Granted, if I were writing a tax cut bill, it probably would not look quite like this one. However, by virtue of over 500,000 voter signatures, this is what is on the table. It forces us to examine our priorities. Do we really favor lower taxes and less government? I do.
Let’s examine the chief arguments against I-695: 1. It will hurt essential services and vital transportation projects; 2. Government will grind to a halt because of the requirement to send tax and fee increases to a vote of the people.
To address the first item, let me point out a few things. A. Washington taxpayers bear the sixth largest burden in the entire nation – other states are getting by with less, ours should too. B. The money is all green – meaning it doesn’t really matter what pot the money comes out of to fund these "essential services and transportation projects." If they are truly essential, it is the Legislature’s job to figure out how to fund them. I-695 would force a long-overdue reprioritization and rethinking of government programs. C. Washington taxpayers have already generated a $1billion surplus for state government. Let’s not forget about the transit agencies – many of which have been pushing, if not exceeding the limits of the law, in their advocacy against the initiative. In 1998, the transit agencies in the state had a combined cash balance of over $431 million. Resources clearly exist to blunt the immediate effects of the initiative.
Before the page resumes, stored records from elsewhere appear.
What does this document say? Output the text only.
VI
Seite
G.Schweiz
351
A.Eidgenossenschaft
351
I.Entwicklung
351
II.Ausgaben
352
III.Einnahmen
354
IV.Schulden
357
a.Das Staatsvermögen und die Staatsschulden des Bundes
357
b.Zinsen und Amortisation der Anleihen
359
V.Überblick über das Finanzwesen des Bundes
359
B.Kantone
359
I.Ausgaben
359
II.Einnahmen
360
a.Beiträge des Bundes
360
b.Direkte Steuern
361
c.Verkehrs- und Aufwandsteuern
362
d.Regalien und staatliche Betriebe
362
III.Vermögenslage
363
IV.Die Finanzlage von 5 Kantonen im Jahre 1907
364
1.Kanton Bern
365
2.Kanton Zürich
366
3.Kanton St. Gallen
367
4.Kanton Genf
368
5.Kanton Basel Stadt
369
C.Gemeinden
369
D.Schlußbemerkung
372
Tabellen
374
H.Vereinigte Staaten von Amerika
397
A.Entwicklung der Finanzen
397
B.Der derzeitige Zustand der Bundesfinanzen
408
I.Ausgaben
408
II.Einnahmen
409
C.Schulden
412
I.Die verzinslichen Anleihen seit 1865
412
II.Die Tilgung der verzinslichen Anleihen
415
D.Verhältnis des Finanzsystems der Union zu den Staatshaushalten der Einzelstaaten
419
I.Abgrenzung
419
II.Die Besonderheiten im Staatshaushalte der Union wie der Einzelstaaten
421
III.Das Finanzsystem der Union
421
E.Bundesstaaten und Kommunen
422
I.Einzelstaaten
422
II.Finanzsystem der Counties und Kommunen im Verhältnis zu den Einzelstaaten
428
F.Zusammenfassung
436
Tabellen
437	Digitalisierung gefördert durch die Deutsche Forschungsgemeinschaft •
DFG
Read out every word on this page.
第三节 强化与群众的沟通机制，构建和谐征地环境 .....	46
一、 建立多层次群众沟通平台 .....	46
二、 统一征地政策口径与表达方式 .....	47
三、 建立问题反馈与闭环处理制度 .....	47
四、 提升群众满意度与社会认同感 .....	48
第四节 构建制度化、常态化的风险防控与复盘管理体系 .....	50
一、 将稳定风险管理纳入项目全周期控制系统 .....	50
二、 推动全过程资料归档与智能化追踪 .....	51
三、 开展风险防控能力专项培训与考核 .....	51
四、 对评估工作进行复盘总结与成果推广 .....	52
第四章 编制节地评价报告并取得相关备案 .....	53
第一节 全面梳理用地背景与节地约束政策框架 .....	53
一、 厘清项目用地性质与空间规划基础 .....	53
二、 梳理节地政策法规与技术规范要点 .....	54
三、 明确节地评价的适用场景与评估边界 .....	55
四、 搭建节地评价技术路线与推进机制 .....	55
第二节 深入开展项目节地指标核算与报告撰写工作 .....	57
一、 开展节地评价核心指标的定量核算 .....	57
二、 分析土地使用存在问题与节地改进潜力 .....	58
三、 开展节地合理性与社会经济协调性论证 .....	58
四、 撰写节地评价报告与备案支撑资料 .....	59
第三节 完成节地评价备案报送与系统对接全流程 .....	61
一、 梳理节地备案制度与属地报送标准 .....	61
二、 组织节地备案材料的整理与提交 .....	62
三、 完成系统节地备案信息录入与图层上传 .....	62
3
Secondly, will government grind to a halt? Absolutely not. In 1992, the voters of Colorado passed the "Taxpayers Bill of Rights" which had a similar requirement for voter approval of tax increases. Even the naysayers in Colorado have now got religion. It is commonly held that the sky hasn’t fallen in Colorado. Furthermore, the voters routinely approve tax increases that make sense because the politicians are more careful about creating new programs and adding to the cost of government.
I understand why there is so much hand-wringing going on among the political elites. Business and Labor both want the transportation projects the state portion of the MVET revenue stream is dedicated to funding. Passage of I-695 would clearly create uncertainty for those projects. However, like I said earlier, the money is all green. When I-695 passes, it will be their job to assure that important transportation projects receive the attention they deserve in the legislature – and that the cost of those projects is carefully scrutinized. It is worthwhile to note here that highways cost more per mile in Washington than any other state. I-695 could force our state to examine how it does business and figure out how it could deliver more for less.
Finally, little has been said about the positive effect the tax cut will have on our economy. The money does not disappear; taxpayers will have more disposable income. As consumers plow this money back into the economy, the whole economy grows, providing a larger tax base for the government – just at the right time, because signs of economic cooling are beginning to show.
I-695 will force a needed reprioritization and rethinking of state and local programs, and deliver both a tax cut, and tax hike decision making authority to the "lowly voters". This "lowly voter" says vote yes.